SQL> explain plan for
2 select col4, count(col1) from big_table
3 group by col4
4 /
Explained.
SQL> select * from table(dbms_xplan.display)
2 /
PLAN_TABLE_OUTPUT
---------------------------------------------------------------------------------------
Plan hash value: 1753714399
----------------------------------------------------------------------------------------
| Id | Operation | Name | Rows | Bytes |TempSpc| Cost (%CPU)| Time |
----------------------------------------------------------------------------------------
| 0 | SELECT STATEMENT | | 31964 | 280K| | 7574 (2)| 00:01:31 |
| 1 | HASH GROUP BY | | 31964 | 280K| 45M| 7574 (2)| 00:01:31 |
| 2 | TABLE ACCESS FULL| BIG_TABLE | 2340K| 20M| | 4284 (1)| 00:00:52 |
----------------------------------------------------------------------------------------
9 rows selected.
SQL>
When I dobbed the NOT IN
clause back in, the optimizer opted to use the index.
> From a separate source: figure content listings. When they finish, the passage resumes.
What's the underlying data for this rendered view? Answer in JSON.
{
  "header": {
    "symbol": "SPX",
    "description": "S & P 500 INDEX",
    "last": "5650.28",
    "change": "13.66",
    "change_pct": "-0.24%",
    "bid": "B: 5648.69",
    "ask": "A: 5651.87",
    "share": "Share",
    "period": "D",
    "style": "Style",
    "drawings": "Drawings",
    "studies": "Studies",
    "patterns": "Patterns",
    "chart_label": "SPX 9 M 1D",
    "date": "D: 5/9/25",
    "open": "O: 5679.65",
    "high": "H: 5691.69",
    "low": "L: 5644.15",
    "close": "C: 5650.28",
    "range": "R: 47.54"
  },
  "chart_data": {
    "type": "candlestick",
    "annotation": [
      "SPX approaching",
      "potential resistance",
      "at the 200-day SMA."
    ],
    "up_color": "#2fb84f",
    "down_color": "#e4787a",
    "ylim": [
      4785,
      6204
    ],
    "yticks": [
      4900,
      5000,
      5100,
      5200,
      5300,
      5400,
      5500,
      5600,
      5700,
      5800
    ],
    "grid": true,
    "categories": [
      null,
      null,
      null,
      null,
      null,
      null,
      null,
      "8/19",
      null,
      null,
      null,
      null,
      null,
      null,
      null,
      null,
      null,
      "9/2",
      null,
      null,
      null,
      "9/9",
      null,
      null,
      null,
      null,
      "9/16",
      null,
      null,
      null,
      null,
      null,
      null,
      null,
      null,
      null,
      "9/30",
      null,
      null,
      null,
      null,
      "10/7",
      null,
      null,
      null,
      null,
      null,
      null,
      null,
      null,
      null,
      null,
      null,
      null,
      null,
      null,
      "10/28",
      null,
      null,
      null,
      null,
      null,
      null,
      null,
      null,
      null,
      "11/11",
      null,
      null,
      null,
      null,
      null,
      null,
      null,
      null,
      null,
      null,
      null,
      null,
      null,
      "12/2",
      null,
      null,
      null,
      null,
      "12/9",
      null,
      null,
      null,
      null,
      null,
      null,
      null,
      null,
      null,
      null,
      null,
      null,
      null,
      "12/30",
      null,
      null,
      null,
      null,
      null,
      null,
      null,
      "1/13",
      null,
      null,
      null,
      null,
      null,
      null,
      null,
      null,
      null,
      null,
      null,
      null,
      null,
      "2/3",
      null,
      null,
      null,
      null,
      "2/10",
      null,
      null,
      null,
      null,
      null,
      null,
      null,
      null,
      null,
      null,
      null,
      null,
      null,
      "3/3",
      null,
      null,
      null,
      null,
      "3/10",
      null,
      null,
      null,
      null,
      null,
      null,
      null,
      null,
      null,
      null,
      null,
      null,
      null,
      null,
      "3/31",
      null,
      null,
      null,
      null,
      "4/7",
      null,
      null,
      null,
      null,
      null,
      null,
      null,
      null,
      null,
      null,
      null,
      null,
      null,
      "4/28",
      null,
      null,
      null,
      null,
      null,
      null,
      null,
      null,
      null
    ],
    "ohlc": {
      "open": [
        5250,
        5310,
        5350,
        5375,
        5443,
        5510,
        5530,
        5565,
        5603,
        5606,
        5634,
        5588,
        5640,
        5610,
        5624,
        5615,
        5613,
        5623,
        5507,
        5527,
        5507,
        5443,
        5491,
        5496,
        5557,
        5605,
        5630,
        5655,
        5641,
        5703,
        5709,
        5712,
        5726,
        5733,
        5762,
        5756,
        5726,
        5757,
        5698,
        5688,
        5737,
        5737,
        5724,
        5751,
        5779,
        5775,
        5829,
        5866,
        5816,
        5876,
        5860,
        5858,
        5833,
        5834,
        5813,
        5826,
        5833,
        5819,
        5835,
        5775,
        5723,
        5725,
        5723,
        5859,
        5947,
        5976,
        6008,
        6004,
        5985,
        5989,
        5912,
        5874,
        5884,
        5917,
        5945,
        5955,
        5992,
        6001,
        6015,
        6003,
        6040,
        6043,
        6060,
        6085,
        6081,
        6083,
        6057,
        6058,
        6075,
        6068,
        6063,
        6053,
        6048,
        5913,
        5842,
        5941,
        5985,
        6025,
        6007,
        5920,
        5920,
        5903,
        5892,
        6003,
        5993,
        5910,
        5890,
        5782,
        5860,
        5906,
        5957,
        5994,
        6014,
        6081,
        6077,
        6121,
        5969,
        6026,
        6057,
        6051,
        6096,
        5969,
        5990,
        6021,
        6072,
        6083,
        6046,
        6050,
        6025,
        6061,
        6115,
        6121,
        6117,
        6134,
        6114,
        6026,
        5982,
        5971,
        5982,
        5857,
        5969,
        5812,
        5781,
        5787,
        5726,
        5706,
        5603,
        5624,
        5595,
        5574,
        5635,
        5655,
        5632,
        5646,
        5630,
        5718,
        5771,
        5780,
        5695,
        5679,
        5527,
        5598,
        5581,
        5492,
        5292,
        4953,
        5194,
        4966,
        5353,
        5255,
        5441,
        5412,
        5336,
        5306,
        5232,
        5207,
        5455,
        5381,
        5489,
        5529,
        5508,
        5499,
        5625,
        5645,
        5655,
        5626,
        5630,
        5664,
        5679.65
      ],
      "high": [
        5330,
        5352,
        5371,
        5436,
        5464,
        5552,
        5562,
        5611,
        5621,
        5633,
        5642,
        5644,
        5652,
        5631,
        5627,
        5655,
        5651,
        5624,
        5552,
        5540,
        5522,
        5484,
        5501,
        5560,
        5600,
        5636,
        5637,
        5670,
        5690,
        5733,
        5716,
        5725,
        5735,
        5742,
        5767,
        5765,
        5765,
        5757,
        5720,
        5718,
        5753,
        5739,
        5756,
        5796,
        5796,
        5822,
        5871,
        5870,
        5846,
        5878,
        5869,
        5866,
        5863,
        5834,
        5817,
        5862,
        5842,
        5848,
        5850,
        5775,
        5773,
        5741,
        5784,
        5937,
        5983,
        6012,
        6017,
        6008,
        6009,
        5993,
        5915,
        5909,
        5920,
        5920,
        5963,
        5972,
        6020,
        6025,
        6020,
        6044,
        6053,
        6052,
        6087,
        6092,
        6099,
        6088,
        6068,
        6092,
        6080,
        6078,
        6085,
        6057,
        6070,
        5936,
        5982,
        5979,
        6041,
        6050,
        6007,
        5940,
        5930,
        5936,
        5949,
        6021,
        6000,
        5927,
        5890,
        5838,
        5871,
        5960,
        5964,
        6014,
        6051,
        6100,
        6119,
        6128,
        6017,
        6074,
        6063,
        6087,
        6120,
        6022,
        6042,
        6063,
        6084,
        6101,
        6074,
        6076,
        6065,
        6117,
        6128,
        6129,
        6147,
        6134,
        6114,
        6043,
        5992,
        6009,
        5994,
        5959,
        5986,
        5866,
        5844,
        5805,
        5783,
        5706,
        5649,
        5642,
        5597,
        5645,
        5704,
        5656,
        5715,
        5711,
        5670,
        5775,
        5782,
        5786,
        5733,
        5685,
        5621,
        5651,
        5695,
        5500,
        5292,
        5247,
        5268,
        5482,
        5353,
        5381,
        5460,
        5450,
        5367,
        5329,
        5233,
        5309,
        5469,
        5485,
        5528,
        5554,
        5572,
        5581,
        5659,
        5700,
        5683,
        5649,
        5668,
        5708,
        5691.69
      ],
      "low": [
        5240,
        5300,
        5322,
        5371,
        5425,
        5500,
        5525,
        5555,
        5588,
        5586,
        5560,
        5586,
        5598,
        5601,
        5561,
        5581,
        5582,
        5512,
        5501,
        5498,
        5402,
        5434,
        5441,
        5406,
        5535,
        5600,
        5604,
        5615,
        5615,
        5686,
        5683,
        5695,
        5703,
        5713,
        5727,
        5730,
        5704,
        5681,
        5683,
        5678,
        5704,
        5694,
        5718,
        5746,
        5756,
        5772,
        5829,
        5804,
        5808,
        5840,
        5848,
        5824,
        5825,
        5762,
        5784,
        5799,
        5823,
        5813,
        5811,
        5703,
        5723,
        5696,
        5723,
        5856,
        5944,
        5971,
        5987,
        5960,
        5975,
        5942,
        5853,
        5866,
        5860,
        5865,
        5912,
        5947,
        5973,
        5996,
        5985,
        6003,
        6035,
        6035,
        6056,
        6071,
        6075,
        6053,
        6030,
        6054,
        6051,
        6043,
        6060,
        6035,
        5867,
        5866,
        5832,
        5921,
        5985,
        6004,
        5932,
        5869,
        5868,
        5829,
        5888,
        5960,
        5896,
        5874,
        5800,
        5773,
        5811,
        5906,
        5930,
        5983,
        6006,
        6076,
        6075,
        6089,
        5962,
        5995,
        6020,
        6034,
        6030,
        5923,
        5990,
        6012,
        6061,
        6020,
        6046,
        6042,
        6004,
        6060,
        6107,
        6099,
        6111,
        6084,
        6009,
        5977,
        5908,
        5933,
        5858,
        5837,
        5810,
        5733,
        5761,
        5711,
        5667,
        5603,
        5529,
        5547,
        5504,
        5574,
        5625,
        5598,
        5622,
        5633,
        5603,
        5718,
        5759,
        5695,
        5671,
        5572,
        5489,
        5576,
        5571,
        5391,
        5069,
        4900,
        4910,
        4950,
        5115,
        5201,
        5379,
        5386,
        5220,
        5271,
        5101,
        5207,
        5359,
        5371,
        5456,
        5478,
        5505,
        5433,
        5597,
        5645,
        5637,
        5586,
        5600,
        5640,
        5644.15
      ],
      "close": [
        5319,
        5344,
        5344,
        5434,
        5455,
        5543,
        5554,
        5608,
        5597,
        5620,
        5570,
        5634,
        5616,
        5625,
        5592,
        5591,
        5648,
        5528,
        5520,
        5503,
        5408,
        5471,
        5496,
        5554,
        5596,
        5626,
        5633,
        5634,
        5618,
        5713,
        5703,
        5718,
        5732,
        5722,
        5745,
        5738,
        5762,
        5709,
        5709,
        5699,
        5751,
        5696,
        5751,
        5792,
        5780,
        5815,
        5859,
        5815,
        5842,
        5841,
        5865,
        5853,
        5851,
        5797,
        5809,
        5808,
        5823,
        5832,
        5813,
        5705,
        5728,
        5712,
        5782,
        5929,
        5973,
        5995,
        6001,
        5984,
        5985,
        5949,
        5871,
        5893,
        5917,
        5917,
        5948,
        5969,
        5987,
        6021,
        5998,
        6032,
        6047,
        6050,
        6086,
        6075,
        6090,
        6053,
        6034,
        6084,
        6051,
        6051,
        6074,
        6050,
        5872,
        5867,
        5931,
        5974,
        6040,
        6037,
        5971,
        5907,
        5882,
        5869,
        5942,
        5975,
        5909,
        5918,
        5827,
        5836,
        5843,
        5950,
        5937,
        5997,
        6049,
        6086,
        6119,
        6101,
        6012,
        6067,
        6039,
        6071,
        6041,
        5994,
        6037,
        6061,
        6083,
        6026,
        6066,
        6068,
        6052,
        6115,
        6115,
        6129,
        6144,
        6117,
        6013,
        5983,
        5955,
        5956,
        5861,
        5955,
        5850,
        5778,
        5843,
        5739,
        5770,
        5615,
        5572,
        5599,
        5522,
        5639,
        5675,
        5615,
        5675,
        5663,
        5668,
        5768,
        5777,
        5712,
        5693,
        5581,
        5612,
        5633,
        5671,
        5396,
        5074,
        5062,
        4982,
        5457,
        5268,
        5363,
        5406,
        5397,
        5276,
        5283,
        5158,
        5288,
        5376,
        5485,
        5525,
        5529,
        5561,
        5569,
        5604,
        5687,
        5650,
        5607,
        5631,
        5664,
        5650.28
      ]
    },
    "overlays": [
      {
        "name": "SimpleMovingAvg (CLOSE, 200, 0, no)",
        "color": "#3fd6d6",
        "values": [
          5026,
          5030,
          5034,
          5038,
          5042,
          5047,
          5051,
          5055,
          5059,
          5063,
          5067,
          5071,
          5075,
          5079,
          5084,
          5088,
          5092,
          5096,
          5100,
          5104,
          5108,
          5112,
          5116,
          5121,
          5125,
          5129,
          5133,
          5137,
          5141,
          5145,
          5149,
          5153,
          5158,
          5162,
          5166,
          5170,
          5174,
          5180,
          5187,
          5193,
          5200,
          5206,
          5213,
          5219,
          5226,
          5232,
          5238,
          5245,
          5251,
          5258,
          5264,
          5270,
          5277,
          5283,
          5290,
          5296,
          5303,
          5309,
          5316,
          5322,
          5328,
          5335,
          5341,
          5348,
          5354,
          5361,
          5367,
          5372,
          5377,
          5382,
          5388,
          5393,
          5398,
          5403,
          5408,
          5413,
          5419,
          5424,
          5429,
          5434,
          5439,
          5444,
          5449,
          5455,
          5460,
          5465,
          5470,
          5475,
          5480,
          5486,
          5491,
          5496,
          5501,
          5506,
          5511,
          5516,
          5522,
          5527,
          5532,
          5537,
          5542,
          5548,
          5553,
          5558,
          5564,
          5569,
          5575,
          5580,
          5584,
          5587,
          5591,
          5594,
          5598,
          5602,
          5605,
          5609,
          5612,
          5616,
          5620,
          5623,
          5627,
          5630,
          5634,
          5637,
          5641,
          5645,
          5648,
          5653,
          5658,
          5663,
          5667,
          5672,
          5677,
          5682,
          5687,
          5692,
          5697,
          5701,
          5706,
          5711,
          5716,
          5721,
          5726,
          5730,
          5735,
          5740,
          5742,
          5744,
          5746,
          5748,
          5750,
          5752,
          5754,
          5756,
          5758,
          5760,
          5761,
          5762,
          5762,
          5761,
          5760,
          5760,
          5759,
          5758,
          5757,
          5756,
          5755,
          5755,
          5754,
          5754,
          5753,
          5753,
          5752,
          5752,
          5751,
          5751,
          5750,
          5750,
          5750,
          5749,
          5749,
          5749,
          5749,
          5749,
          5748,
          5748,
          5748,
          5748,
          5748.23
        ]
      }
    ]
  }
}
Weird.
SQL> explain plan for
2 select col4, count(col1) from big_table
3 where col1 not in (12, 19)
4 group by col4
5 /
Explained.
SQL> select * from table(dbms_xplan.display)
2 /
PLAN_TABLE_OUTPUT
---------------------------------------------------------------------------------------
Plan hash value: 343952376
----------------------------------------------------------------------------------------
| Id | Operation | Name | Rows | Bytes |TempSpc| Cost (%CPU)| Time |
----------------------------------------------------------------------------------------
| 0 | SELECT STATEMENT | | 31964 | 280K| | 5057 (3)| 00:01:01 |
| 1 | HASH GROUP BY | | 31964 | 280K| 45M| 5057 (3)| 00:01:01 |
|* 2 | INDEX FAST FULL SCAN| BIG_I2 | 2340K| 20M| | 1767 (2)| 00:00:22 |
----------------------------------------------------------------------------------------
Predicate Information (identified by operation id):
PLAN_TABLE_OUTPUT
----------------------------------------------------------------------------------------
2 - filter("COL1"<>12 AND "COL1"<>19)
14 rows selected.
SQL>
Just to repeat, in all other cases, as long as one of the indexed columns was declared not nill, the index was used to satisfy the query. This may not be true on earlier versions of Oracle, but it probably points the way forward.